Last week I was with a sex therapist in Los Angeles. Dr Ruth Westheimer — famous as Dr Ruth for her TV sex advice — is 90 years old now, but still absolutely extraordinary. She had flown across the country to present awards from the LA Museum of the Holocaust and I was fortunate enough to be a recipient.
Both of us were present for the same reason. The 80th anniversary of the Kindertransport is the subject of the latest museum exhibition and was being marked by a large fundraising dinner at the Beverly Hilton. On the day of the dinner, Dr Ruth showed me the part of the exhibition that told her own story.
So it was I learned of how she found herself in Switzerland, alone at the age of 10, of how the letters from her parents stopped coming and how she still isn’t entirely sure what happened to them, except, of course, that they died. From the rest of the museums exhibits — shoes from Auschwitz, a model of Sobibor made from memory by a former inmate, sinister Nazi propaganda, relics of extinguished Jewish lives — you gained greater appreciation of what she had escaped from.
Both the visit to what is a first class museum (not to be missed if you are in the area) and the dinner were very moving. There were the expected emotions — the anger, the sorrow, the fear, the bewilderment, the admiration for the survivors and the way they tell the story — that accompany any consideration of the Holocaust. And to these were added the less familiar emotions that attach to the story of the Kindertransport.
There is awe at the courage parents showed, parting with their children when knowing that they might never see them again. There is the act of imagination necessary to comprehend the odd mixture of elation, abandonment and confusion felt by small children alone in a strange land. There is a thrill at a life saved intertwined with the crushing sadness of the lives lost.
And then, an emotion I hadn’t expected at all, there was pride. The night of the LA dinner was a night when it felt good to be British. Many of the speeches paid tribute to the British parliament and people for an act of compassion that was shamefully rare. The behaviour of the British was contrasted with those of many of our allies.
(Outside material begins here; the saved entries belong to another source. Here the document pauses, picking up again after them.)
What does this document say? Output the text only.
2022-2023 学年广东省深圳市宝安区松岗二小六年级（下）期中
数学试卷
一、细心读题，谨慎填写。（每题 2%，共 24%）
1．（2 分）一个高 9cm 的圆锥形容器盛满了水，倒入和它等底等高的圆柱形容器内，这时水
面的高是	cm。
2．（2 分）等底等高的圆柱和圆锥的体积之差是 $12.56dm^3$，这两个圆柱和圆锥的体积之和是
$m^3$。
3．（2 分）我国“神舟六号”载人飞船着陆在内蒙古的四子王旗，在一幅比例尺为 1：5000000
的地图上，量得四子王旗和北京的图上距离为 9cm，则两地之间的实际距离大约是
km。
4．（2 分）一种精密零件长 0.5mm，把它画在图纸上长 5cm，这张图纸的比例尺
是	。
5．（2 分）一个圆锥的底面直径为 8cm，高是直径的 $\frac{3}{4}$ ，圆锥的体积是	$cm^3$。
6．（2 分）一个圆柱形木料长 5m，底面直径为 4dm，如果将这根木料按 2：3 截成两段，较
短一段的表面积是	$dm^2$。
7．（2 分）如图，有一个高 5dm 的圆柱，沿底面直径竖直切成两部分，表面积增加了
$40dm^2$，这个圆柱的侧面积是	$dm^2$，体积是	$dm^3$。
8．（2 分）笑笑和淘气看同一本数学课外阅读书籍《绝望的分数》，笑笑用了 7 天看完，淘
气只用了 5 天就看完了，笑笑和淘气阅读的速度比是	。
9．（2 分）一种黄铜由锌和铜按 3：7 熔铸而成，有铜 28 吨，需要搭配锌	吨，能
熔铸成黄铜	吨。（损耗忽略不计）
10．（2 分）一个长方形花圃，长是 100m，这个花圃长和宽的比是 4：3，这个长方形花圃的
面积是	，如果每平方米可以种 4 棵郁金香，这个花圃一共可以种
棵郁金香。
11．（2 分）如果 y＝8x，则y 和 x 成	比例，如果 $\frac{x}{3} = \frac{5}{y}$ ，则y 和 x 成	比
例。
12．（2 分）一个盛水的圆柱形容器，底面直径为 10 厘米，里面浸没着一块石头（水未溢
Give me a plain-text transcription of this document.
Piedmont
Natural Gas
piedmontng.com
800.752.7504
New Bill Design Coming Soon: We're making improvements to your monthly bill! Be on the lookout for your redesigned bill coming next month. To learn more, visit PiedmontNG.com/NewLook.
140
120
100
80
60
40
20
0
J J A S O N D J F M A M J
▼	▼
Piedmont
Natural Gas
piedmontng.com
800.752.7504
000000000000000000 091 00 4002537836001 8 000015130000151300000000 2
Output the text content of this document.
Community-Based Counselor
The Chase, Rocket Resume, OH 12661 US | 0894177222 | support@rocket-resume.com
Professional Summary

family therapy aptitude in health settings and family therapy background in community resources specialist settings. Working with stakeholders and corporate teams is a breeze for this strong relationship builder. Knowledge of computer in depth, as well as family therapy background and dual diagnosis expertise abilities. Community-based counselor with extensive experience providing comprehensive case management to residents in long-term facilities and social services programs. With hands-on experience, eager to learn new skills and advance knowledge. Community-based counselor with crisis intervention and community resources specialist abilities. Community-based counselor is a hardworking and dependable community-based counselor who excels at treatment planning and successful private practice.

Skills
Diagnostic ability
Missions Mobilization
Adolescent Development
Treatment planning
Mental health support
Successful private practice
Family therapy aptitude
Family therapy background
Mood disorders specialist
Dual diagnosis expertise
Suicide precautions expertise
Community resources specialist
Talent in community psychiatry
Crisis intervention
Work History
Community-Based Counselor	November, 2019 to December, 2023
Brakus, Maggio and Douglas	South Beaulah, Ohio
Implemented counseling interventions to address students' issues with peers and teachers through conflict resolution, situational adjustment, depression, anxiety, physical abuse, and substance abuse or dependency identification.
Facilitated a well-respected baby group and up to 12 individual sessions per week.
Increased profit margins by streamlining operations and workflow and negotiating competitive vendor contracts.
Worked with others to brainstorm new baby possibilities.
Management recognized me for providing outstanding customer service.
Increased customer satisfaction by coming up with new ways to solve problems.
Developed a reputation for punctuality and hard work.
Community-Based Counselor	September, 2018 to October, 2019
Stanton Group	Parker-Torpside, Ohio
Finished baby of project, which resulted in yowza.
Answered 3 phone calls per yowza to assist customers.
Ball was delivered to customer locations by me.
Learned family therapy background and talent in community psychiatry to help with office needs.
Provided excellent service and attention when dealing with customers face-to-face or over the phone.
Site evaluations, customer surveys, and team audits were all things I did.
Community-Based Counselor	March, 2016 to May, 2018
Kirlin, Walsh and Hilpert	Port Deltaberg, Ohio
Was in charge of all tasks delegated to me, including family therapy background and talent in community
Flying back on Thursday, I spent time reflecting on the lessons this taught. If I was proud of it, what did I learn from it?
Well, first, it is impossible to reflect upon the Kindertransport without thinking about all the people who weren’t on it. Yes, perhaps 12,000 children were saved. But, then again, one and a half million children died. One number dwarfs the other.
There wasn’t a limit on the number of Kinder that would have been allowed here, the numbers instead being dictated by the need to provide for them (financially and in terms of finding accommodation it was often a struggle) and the time (between Kristallnacht and the start of the war) available to organise the transports.
This suggests that more could have been done, and that every single extra refugee was a life saved. If 12,000 then why not 24,000? Or 36,000?
But could a policy of accepting refugees could ever have done more than save a small proportion of those who died?
Second, to study the story of the Kindertransport is to be struck by how much those who came here suffered. For many, the best that can be said about it is that it was better than dying. So many Kinder have lived such fulfilling lives and achieved and contributed so much, but still feel incredibly keenly all that they lost.
To take these points together is to appreciate a third point. For all that it is right to be proud of the Kindertransport, the more important contribution to Jewish Kinder made by the British — the bigger source of pride — is that this country fought Nazi Germany and won. And the best approach to a refugee crisis is to prevent it from happening in the first place.